Murder mystery, old dark house-style, which is the best type of setting for this genre. P.I. Michael Shayne (Lloyd Nolan) turns up to solve a murder puzzle at the Wolff’s (dad, Dudley–Paul Harvey, daughter Catherine/Kay–Marjorie Weaver, and her step-mother Anna–Helene Reynolds). Alfred (Robert Emmett Keane) is Dudley’s Secretary; Dr. Haggard (Henry Wilcoxin) his friend, Phillips (Billy Bevan) is the butler, Roger (Richard Derr) is Catherine’s husband. Also, there’s Police chief Meek (Olin Howland).
Looks like a body stuffed in the back of a woody wagon, with Anna looking on. Three guys (Dudley, Haggard, and Alfred) bury it in the woods, but someone’s watching. Kay shows up at the house. Now, as the trio comes back, the weather whips up. Catherine announces her marriage “What’s this idiot’s name!” demands dad–it’s Roger.

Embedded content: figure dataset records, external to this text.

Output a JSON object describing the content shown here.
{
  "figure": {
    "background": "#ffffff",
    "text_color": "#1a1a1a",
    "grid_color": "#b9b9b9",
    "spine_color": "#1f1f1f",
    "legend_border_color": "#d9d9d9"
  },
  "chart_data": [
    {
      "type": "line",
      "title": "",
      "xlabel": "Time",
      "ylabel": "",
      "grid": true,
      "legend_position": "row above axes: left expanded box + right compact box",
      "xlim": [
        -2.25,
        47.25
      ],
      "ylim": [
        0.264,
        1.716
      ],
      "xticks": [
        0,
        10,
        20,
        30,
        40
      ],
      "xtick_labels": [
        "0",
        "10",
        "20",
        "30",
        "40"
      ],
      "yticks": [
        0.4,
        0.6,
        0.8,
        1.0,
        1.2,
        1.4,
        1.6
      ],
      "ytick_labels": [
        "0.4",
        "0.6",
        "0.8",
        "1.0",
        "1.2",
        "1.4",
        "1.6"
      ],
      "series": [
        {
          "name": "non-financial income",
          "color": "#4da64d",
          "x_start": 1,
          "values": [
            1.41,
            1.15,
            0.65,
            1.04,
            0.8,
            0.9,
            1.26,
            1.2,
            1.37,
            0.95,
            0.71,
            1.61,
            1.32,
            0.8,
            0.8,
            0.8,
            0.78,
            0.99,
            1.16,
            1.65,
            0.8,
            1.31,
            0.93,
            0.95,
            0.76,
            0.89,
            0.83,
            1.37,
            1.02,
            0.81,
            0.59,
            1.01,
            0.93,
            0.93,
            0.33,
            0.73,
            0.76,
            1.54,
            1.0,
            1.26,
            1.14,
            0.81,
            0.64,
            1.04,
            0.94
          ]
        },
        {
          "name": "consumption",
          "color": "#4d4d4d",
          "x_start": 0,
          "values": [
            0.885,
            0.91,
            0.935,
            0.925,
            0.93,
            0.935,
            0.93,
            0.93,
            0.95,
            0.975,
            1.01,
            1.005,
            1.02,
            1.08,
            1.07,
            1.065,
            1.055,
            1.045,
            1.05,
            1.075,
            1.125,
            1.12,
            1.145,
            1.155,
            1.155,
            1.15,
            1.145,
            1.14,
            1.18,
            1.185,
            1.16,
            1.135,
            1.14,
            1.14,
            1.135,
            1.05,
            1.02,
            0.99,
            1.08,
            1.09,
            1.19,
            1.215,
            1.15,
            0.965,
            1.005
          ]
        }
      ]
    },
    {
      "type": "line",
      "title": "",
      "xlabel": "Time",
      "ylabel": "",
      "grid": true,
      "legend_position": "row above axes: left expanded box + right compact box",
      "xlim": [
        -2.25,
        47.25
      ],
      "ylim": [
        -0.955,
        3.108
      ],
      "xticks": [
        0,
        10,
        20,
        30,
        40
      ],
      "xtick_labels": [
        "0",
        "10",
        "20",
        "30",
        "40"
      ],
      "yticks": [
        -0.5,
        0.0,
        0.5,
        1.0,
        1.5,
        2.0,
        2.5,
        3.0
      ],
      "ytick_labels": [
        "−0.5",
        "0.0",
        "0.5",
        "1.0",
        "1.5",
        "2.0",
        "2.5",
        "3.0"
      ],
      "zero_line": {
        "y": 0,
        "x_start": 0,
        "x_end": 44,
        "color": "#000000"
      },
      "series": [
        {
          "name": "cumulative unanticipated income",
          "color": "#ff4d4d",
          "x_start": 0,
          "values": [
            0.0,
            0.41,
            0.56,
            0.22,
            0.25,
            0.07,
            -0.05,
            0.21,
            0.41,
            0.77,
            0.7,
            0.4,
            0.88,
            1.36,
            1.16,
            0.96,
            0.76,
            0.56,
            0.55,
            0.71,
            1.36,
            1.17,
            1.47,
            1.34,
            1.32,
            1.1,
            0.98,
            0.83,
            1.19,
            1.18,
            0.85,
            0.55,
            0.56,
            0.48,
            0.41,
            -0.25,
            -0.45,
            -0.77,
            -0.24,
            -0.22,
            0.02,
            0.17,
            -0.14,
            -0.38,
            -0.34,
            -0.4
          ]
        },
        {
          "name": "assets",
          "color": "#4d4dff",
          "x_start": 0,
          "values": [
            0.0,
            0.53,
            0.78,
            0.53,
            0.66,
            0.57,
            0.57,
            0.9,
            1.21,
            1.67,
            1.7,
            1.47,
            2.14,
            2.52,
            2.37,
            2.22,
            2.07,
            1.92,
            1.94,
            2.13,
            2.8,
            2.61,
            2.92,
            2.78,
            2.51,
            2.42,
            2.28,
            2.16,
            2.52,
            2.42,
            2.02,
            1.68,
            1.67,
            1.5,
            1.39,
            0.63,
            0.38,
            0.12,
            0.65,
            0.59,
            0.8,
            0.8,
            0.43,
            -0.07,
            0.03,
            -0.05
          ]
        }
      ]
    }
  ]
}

Aha! a dark figure with glowing eyes appears in Kay’s room and shoots at her. Back at the gravesite, it’s dug up, no body “You told me he was dead!” Dudley exclaims. Michael shows up, skeptical about her ‘ghost’ story’. Cleverly, Mike agrees to pose as Roger, as her dad can’t stand cops, investigators, etc. She introduces Mike/Roger to a very truculent Dad. The dialogue is really snappy: Dudley to Mike “Don’t call me dad!” Mike: “Ok, Pops”.
Mike finds the bulletin Kay’s room. She tells Mike about Haggard’s secret lab in the basement. Mike: “No electric trains, huh?” Haggard has been working on a fountain-of-youth deal. But Mike almost gets electrocuted in a chair device. Confronting Haggard, and then Dudley with the bullet, we get the explanation that the intruder must’ve been a blackmailer.
That night, guess who shows up? Glowing eyes guy; skulking around a bit, he kills Haggard, and gets away. So, they summon the police. But Chief Meeks is a bit fuddy-duddy. While the family’s being interviewed, the burlglar alarm goes off. Mike dims the lights, and a figure is seen in the window. He gets away in Meek’s car, but Mike and Meeks give chase in Mike’s coupe.
It’s really an excellent chase scene, as both cars are sliding all over the dirt roads. Eventually, the ‘ghost’ goes off the road, and looks dead. Next scene Mike is chatting up an old magician friend; he’s curious about the so-called ‘buried alive’ act. That is, a magician in a trance-like state can fake death. Which would explain the initial missing body episode. That magician would be Zorah Bey (Le Roy Mason). Mike’s hunch proves correct: the body from the wrecked car goes missing from the morgue.
At this point, Kate’s real husband shows up at the mansion; things twist up even more when Mike gets back there. Everyone but Kay is mad at him, but Dudley and Anna consult with him, as they realize Mike suspects or links them in the murder. Dudley reveals that the buried guy was a blackmailer, and thought he accidentally killed him. Thus the burial; and, since Mike reveals Bey’s identity, it also explains the missing corpse.
The chief goes back to talk to Dudley, but is sort of shooed away. Now it’s an out-and-out dark and stormy night; the gunman, Bey, pops into Anna’s room intending to kill her, but Mike is right behind him, and kills Bey. The denouement shows that Bey was her ex-husband who was presumed dead. Of course, he had been blackmailing her. Faking his death would compromise Dudley, and allow the blackmailing to continue. But, Anna’s complete deal is that she’s been having an affair with Haggard. Bey realizes that she’s double-crossed him, and seeks revenge. Thus the murder of Haggard, and the attempted murder of Anna (the shot at Kay was an error).
That’s a lot to wade through in an hour. But, although the fake death stuff (especially from the car wreck) strains credulity, it does add up. The performances are good all around, especially Nolan’s. Some of his quips are just outstanding. Howland is maybe a touch to goofy for a cop, but his comment on the cook was priceless. Weaver is great too; she has a tough role, as she has to fake being Nolan’s wife for most of the movie. The characters are just so likeable. The only one we don’t get a read on is Bey’s; he has no lines at all. Maybe that’s ok, as he maintains a straight menacing role amongst several less-than-serious characters.
Very entertaining stuff. It’s worth watching for the dialogue alone. Farmermouse thought the car chase was the best, so he gives this eight ’39 Mercurys. 8/10.